Vietnam cuts LNG import tariff to boost clean energy transition

The Vietnamese Government has reduced the preferential import tariff on liquefied natural gas (LNG) from 5% to 2% under Decree No. 73/2025/ND-CP, issued on March 31. The move marks a key step in accelerating the country’s shift from fossil fuels to cleaner energy.

Boost for LNG investors

Nguyen Quoc Thap, Chairman of the Vietnam Petroleum Association, said the lower tariff would provide strong incentives for investors in the LNG value chain, from importers like PV GAS to power producers such as PV Power and end users.

The decision also signals the Government’s intent to refine energy policy by balancing the interests of the State, investors, and consumers. A more investor-friendly framework is expected to encourage development of LNG infrastructure, including terminals, storage, regasification facilities, and LNG-fuelled power plants.

Under Power Development Plan VIII, Vietnam aims to build 23 gas-fired power projects by 2030, of which 10 using domestic gas, with total capacity of 7,900 MW and 13 relying on imported LNG with a combined capacity of 22,400 MW.

These projects will play a vital role in increasing national power supply and advancing Vietnam’s 2050 net-zero emissions target.The Nhon Trach 3 Power Plant, the first LNG-to-power plant using imported gas, was connected to the national grid in February and is set to begin commercial operations in July.

Developed by PV Power, a Petrovietnam subsidiary, its workload saw 96% completed along with the Nhon Trach 4 plant. Both are expected to be fully operational in 2025.To ensure stable long-term fuel supply, PV GAS and PV Power have signed a 25-year LNG supply agreement for the Nhon Trach 3 and 4 plants.

As domestic gas reserves decline, PV GAS, currently Vietnam’s only long-term LNG supplier, is accelerating investment in import terminals to maintain supply for both electricity generation and industry. The tariff cut is expected to help lower input costs for LNG power and benefit consumers.

Policy gaps remain

While the tariff reduction is a welcome step, more comprehensive reforms are needed, said Thap. A unified regulatory framework covering investment, infrastructure, imports, and LNG trading is essential to achieve national energy security and long-term sustainability goals.

Echoing this, a PV GAS representative pointed to persistent policy challenges, such as the absence of a guaranteed purchase volume, unclear rules for passing LNG prices through to electricity prices, and vague cost regulations.

These hurdles complicate project planning, output pricing, and commercial negotiations throughout the LNG value chain.PV Power also highlighted difficulties in accessing international financing, as imported LNG remains a new investment model in Vietnam.

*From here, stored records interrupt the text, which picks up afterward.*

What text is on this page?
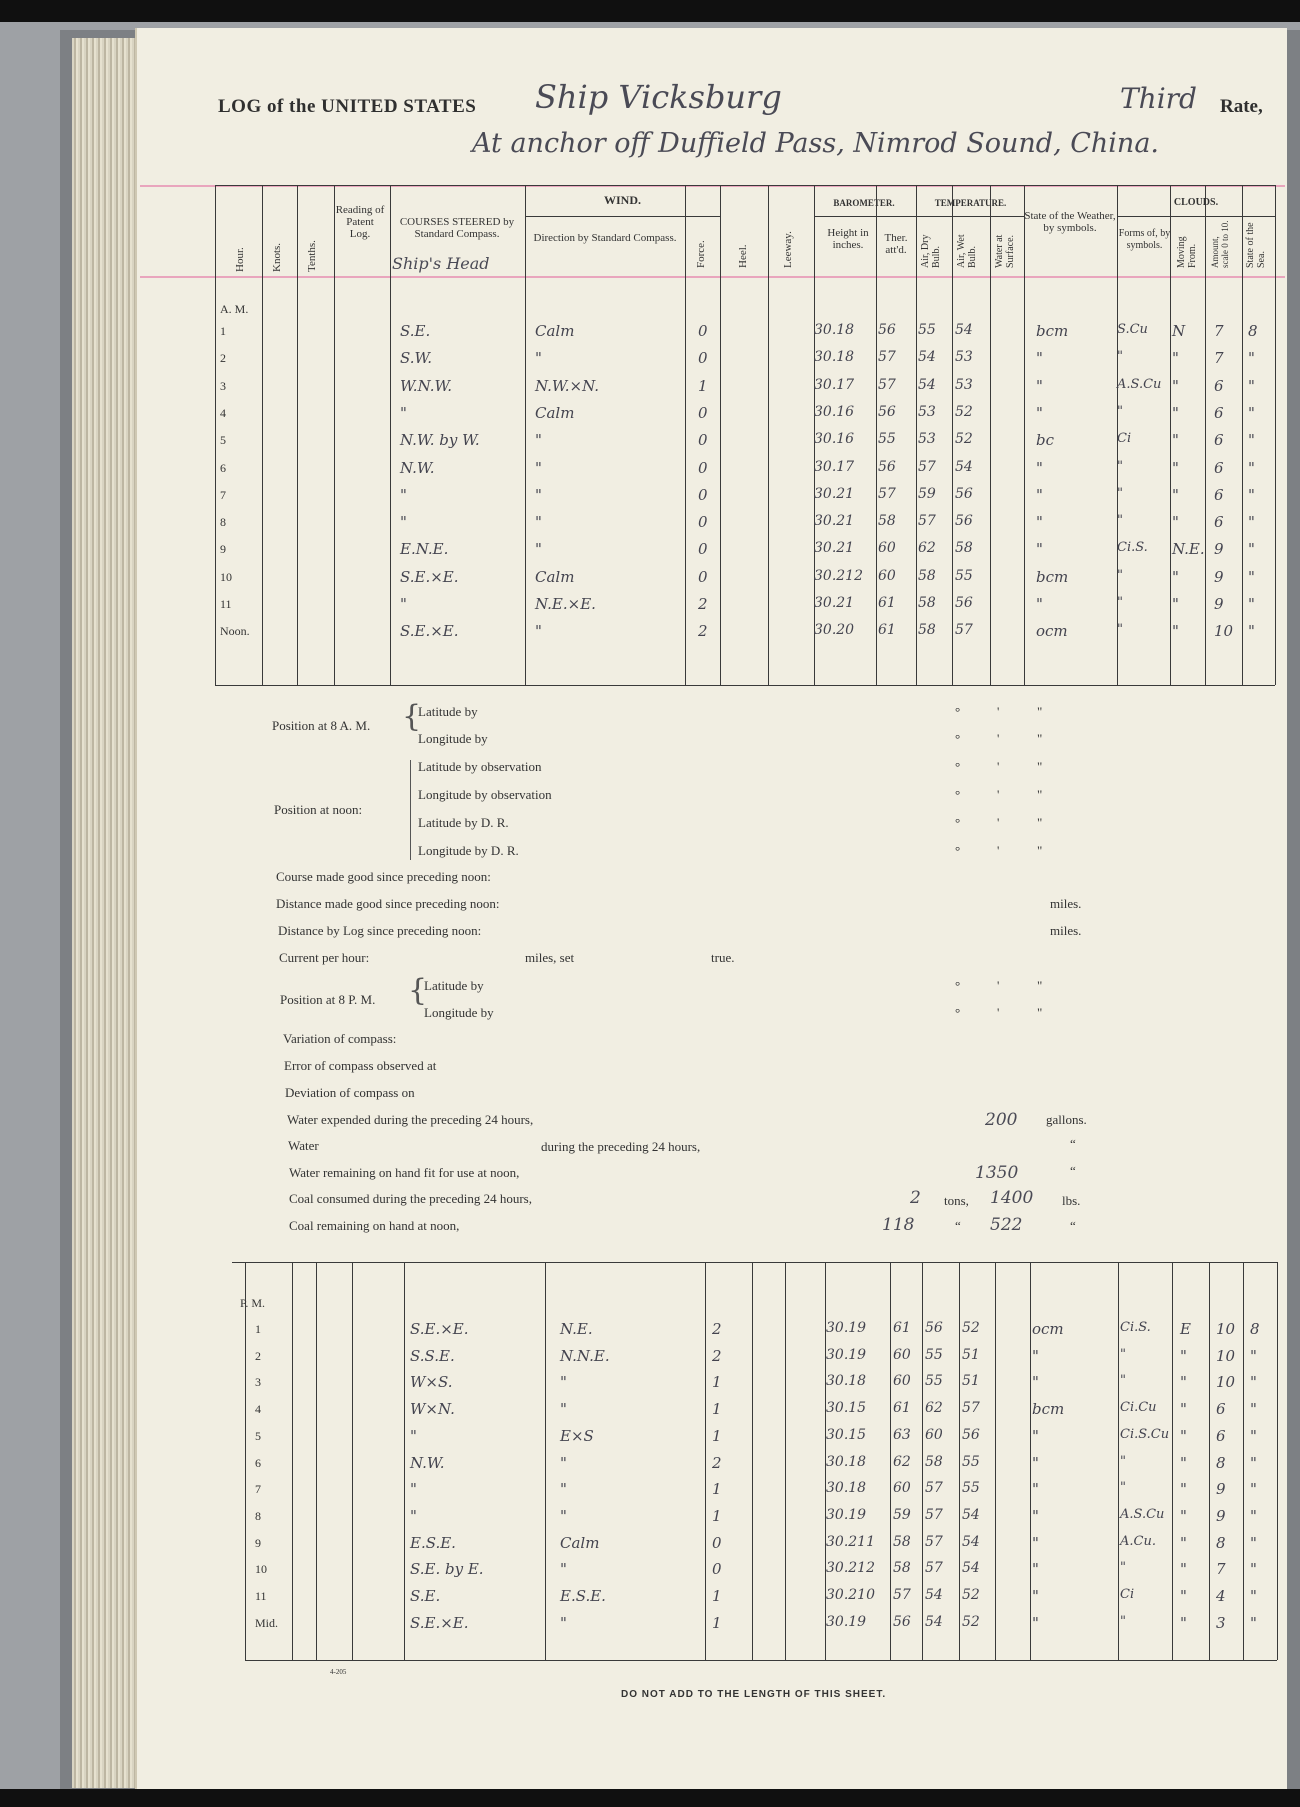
LOG of the UNITED STATES Ship Vicksburg	Third Rate,
At anchor off Duffield Pass, Nimrod Sound, China.
Hour. Knots. Tenths.
Reading of Patent Log.
COURSES STEERED by Standard Compass.
Ship's Head
WIND.
Direction by Standard Compass.
Force.	Heel.	Leeway.
BAROMETER.
Height in inches.
Ther. att'd.
TEMPERATURE.
Air, Dry Bulb. Air, Wet Bulb. Water at Surface.
State of the Weather, by symbols.
CLOUDS.
Forms of, by symbols.	Moving From. Amount, scale 0 to 10. State of the Sea.
A. M.
1	S.E.	Calm	0	30.18 56 55 54	bcm	S.Cu N 7 8
2	S.W.	"	0	30.18 57 54 53	"	"	" 7 "
3	W.N.W.	N.W.×N.	1	30.17 57 54 53	"	A.S.Cu " 6 "
4	"	Calm	0	30.16 56 53 52	"	"	" 6 "
5	N.W. by W.	"	0	30.16 55 53 52	bc	Ci	" 6 "
6	N.W.	"	0	30.17 56 57 54	"	"	" 6 "
7	"	"	0	30.21 57 59 56	"	"	" 6 "
8	"	"	0	30.21 58 57 56	"	"	" 6 "
9	E.N.E.	"	0	30.21 60 62 58	"	Ci.S. N.E. 9 "
10	S.E.×E.	Calm	0	30.212 60 58 55	bcm	"	" 9 "
11	"	N.E.×E.	2	30.21 61 58 56	"	"	" 9 "
Noon.	S.E.×E.	"	2	30.20 61 58 57	ocm	"	" 10 "
Position at 8 A. M. {
Latitude by
Longitude by
Position at noon:
Latitude by observation
Longitude by observation
Latitude by D. R.
Longitude by D. R.
°	'	"
°	'	"
°	'	"
°	'	"
°	'	"
°	'	"
°	'	"
°	'	"
Course made good since preceding noon:
Distance made good since preceding noon:	miles.
Distance by Log since preceding noon:	miles.
Current per hour:	miles, set	true.
Position at 8 P. M. {
Latitude by
Longitude by
Variation of compass:
Error of compass observed at
Deviation of compass on
Water expended during the preceding 24 hours,	200 gallons.
Water	during the preceding 24 hours,	“
Water remaining on hand fit for use at noon,	1350	“
Coal consumed during the preceding 24 hours,	2 tons, 1400 lbs.
Coal remaining on hand at noon,	118	“ 522	“
P. M.
1	S.E.×E.	N.E.	2	30.19 61 56 52	ocm	Ci.S. E 10 8
2	S.S.E.	N.N.E.	2	30.19 60 55 51	"	"	" 10 "
3	W×S.	"	1	30.18 60 55 51	"	"	" 10 "
4	W×N.	"	1	30.15 61 62 57	bcm	Ci.Cu " 6 "
5	"	E×S	1	30.15 63 60 56	"	Ci.S.Cu " 6 "
6	N.W.	"	2	30.18 62 58 55	"	"	" 8 "
7	"	"	1	30.18 60 57 55	"	"	" 9 "
8	"	"	1	30.19 59 57 54	"	A.S.Cu " 9 "
9	E.S.E.	Calm	0	30.211 58 57 54	"	A.Cu. " 8 "
10	S.E. by E.	"	0	30.212 58 57 54	"	"	" 7 "
11	S.E.	E.S.E.	1	30.210 57 54 52	"	Ci	" 4 "
Mid.	S.E.×E.	"	1	30.19 56 54 52	"	"	" 3 "
4-205
DO NOT ADD TO THE LENGTH OF THIS SHEET.
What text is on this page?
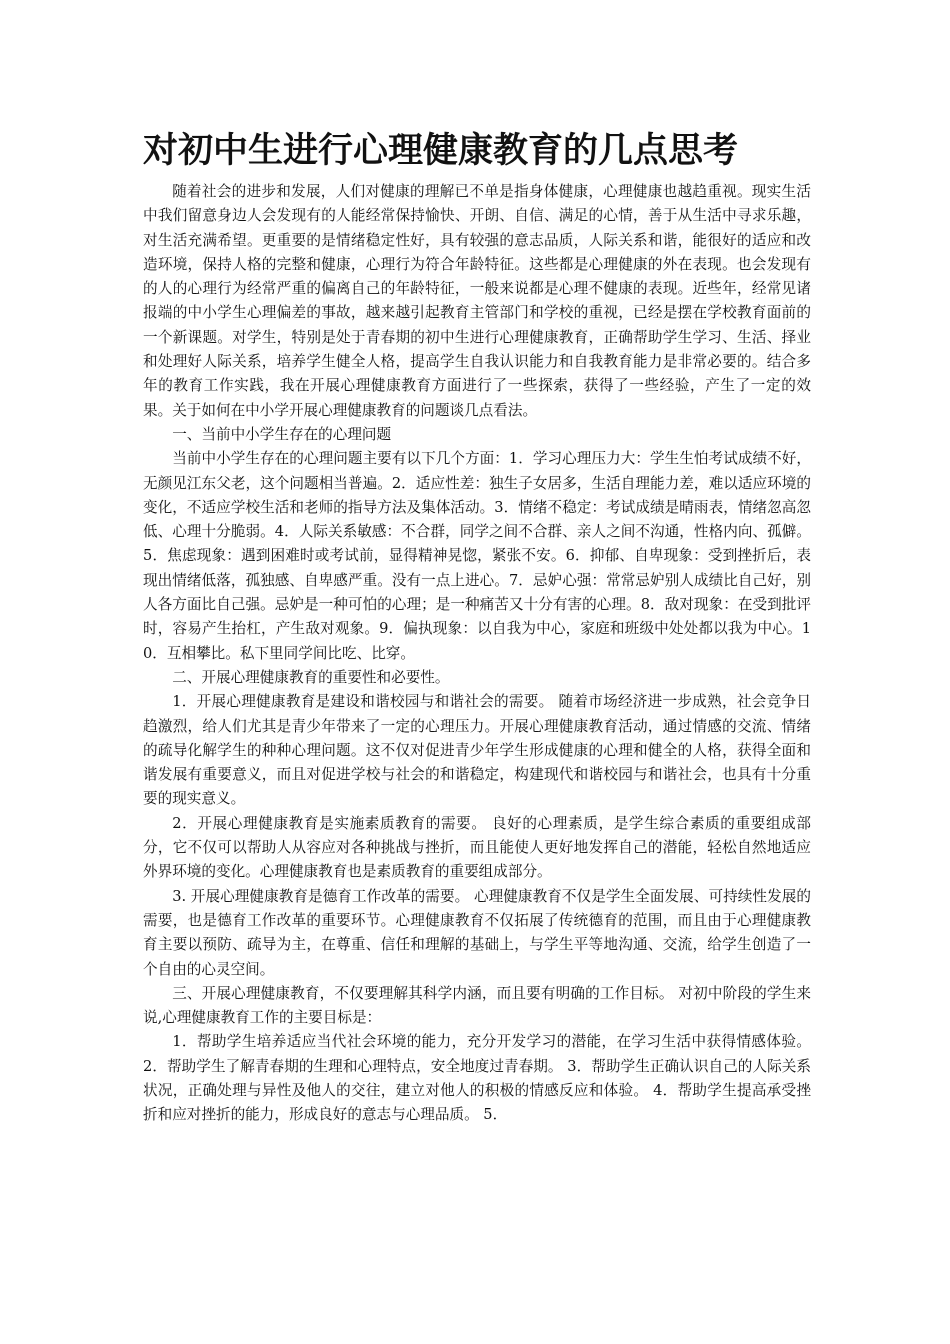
对初中生进行心理健康教育的几点思考

随着社会的进步和发展，人们对健康的理解已不单是指身体健康，心理健康也越趋重视。现实生活中我们留意身边人会发现有的人能经常保持愉快、开朗、自信、满足的心情，善于从生活中寻求乐趣，对生活充满希望。更重要的是情绪稳定性好，具有较强的意志品质，人际关系和谐，能很好的适应和改造环境，保持人格的完整和健康，心理行为符合年龄特征。这些都是心理健康的外在表现。也会发现有的人的心理行为经常严重的偏离自己的年龄特征，一般来说都是心理不健康的表现。近些年，经常见诸报端的中小学生心理偏差的事故，越来越引起教育主管部门和学校的重视，已经是摆在学校教育面前的一个新课题。对学生，特别是处于青春期的初中生进行心理健康教育，正确帮助学生学习、生活、择业和处理好人际关系，培养学生健全人格，提高学生自我认识能力和自我教育能力是非常必要的。结合多年的教育工作实践，我在开展心理健康教育方面进行了一些探索，获得了一些经验，产生了一定的效果。关于如何在中小学开展心理健康教育的问题谈几点看法。

一、当前中小学生存在的心理问题

当前中小学生存在的心理问题主要有以下几个方面：1．学习心理压力大：学生生怕考试成绩不好，无颜见江东父老，这个问题相当普遍。2．适应性差：独生子女居多，生活自理能力差，难以适应环境的变化，不适应学校生活和老师的指导方法及集体活动。3．情绪不稳定：考试成绩是晴雨表，情绪忽高忽低、心理十分脆弱。4．人际关系敏感：不合群，同学之间不合群、亲人之间不沟通，性格内向、孤僻。5．焦虑现象：遇到困难时或考试前，显得精神晃惚，紧张不安。6．抑郁、自卑现象：受到挫折后，表现出情绪低落，孤独感、自卑感严重。没有一点上进心。7．忌妒心强：常常忌妒别人成绩比自己好，别人各方面比自己强。忌妒是一种可怕的心理；是一种痛苦又十分有害的心理。8．敌对现象：在受到批评时，容易产生抬杠，产生敌对观象。9．偏执现象：以自我为中心，家庭和班级中处处都以我为中心。10．互相攀比。私下里同学间比吃、比穿。

二、开展心理健康教育的重要性和必要性。

1．开展心理健康教育是建设和谐校园与和谐社会的需要。 随着市场经济进一步成熟，社会竞争日趋激烈，给人们尤其是青少年带来了一定的心理压力。开展心理健康教育活动，通过情感的交流、情绪的疏导化解学生的种种心理问题。这不仅对促进青少年学生形成健康的心理和健全的人格，获得全面和谐发展有重要意义，而且对促进学校与社会的和谐稳定，构建现代和谐校园与和谐社会，也具有十分重要的现实意义。

2．开展心理健康教育是实施素质教育的需要。 良好的心理素质，是学生综合素质的重要组成部分，它不仅可以帮助人从容应对各种挑战与挫折，而且能使人更好地发挥自己的潜能，轻松自然地适应外界环境的变化。心理健康教育也是素质教育的重要组成部分。

3. 开展心理健康教育是德育工作改革的需要。 心理健康教育不仅是学生全面发展、可持续性发展的需要，也是德育工作改革的重要环节。心理健康教育不仅拓展了传统德育的范围，而且由于心理健康教育主要以预防、疏导为主，在尊重、信任和理解的基础上，与学生平等地沟通、交流，给学生创造了一个自由的心灵空间。

三、开展心理健康教育，不仅要理解其科学内涵，而且要有明确的工作目标。 对初中阶段的学生来说,心理健康教育工作的主要目标是：

1．帮助学生培养适应当代社会环境的能力，充分开发学习的潜能，在学习生活中获得情感体验。 2．帮助学生了解青春期的生理和心理特点，安全地度过青春期。 3．帮助学生正确认识自己的人际关系状况，正确处理与异性及他人的交往，建立对他人的积极的情感反应和体验。 4．帮助学生提高承受挫折和应对挫折的能力，形成良好的意志与心理品质。 5．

To secure foreign loans, projects typically need minimum purchase guarantees (70–80%), a price pass-through mechanism similar to that for domestic gas, and clear access to land and transmission infrastructure.

Petrovietnam also stressed that LNG-to-power should not be treated like traditional power sources in the competitive electricity market, as long-term LNG contracts are needed to ensure stable supply and reduce costs.

Legal reforms to support energy transitionTo advance clean energy goals, the Vietnam Petroleum Association has called for revisions to a wide range of laws, including those on electricity, environmental protection (especially carbon emissions accounting), taxation, marine resources, investment, procurement, construction, and land.

It also recommends aligning electricity market development with Power Development Plan VIII, building integrated LNG infrastructure clusters (terminals, power plants, and industrial zones), and expanding transmission networks for both domestic use and export—particularly for LNG-based power.

The association further urged updates to the organisational and financial regulations for state-owned energy firms like Petrovietnam and EVN.